In a fit of academic thoroughness, a couple of years ago, I resolved to read all of Shakespeare’s works in the order he is thought to have written them. If memory serves correctly, I got as far as 1599 but skipped the poems to do so. I can’t say I discovered a whole lot about Shakespeare’s work that I didn’t already know, other than the fact that I love the histories, but I was left with the distinct impression, in large part because of those histories, that politics today is not all that different to the politics of Shakespeare’s day. The main difference, however is fundamental.
If Shakespeare’s portrayal of the politics of his day is to believed, it seems it was primarily driven by the power games of bickering elites, who would — from time to time — resort to war to settle a grievance or a dispute about the appropriate distribution of power and prestige. Most of the time, the common folk were ignored unless their unrest became too great to ignore or if they were needed for the armies that would eventually settle the dispute. From my perspective, this is a fairly accurate description of contemporary Canadian politics, with the very important difference that the armies raised to settle the disputes are now armed with votes rather than swords.
I don’t like the rhetoric of war that permeates election campaigns but I’ve come to accept that there is a measure of truth to it. The only task of an election is to figure out who supports you and mobilize them to vote — rather than fight — on your behalf. If a politician thinks he has the support of a sufficient number of the political elites and if he thinks they can together raise an army of voters bigger than the other guy’s army, an election is called (or forced to be called) and the mustering of the troops begins!

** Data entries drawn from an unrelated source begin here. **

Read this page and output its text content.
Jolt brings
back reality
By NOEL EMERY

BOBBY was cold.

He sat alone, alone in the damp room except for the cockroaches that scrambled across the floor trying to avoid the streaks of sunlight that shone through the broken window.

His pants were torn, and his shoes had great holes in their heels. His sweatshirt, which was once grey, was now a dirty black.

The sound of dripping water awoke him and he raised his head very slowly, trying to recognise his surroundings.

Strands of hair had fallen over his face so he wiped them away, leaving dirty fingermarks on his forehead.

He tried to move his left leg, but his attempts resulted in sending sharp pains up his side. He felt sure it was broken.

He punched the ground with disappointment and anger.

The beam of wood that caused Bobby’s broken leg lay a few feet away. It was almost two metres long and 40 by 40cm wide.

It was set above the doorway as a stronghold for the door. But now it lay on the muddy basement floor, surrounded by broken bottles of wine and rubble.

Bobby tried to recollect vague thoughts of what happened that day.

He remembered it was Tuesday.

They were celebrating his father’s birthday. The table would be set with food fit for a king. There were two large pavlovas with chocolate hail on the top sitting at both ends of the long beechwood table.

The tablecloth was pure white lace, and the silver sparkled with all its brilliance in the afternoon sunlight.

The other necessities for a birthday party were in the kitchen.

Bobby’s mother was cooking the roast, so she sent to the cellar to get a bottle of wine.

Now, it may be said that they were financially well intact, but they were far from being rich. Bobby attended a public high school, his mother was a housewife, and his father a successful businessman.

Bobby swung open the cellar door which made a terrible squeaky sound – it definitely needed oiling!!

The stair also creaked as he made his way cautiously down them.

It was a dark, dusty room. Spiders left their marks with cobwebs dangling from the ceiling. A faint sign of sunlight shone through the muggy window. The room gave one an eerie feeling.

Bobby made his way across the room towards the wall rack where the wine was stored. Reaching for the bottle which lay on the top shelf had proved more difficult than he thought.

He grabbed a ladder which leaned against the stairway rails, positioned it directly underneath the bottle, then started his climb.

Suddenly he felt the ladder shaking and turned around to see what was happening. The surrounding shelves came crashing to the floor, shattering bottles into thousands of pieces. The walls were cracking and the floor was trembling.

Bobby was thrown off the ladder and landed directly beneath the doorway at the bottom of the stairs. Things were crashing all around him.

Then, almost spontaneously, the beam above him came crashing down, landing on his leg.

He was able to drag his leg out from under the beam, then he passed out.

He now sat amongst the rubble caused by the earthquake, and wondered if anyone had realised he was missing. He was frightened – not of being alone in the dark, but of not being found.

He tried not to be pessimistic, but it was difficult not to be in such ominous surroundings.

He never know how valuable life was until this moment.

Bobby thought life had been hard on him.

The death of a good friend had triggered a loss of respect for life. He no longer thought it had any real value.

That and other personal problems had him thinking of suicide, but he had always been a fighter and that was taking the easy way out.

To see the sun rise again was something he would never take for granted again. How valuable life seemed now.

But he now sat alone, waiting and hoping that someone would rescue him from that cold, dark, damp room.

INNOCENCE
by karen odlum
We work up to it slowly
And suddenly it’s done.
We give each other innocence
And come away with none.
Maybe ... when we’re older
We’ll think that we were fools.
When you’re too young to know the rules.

Warfare has evolved considerably over the years because of dramatic technological innovation, however, I don’t think technological innovation will ever dramatically change how election campaigns are run and won. At most, technology might make it easier to mobilize the vote (harder, too!) or make it easier for people to vote (say, from the comfort of their own homes). The underlying mechanism will, I think, remain the same: whomever can mobilize the most people to vote in a particular riding will win the riding and go on to parliament; whomever can win the support of the most Members of Parliament will form the government.
As simple as this mechanism may be, the shift from the clash of swords to the clash of votes, as a way to settle the disputes of our political elites, is an incredible innovation and is largely responsible for much that is well and good in our lives. Not a lot of good can happen when wars are regularly employed to settled political disputes. So, whether you are annoyed, excited, or indifferent by yet another election, please take comfort in the fact that the partisans who come knocking at your door are doing so to rally your vote and not your sword and that our lives are inconvenienced at most by a long line at a polling booth and not by a long siege of our Lord’s castle.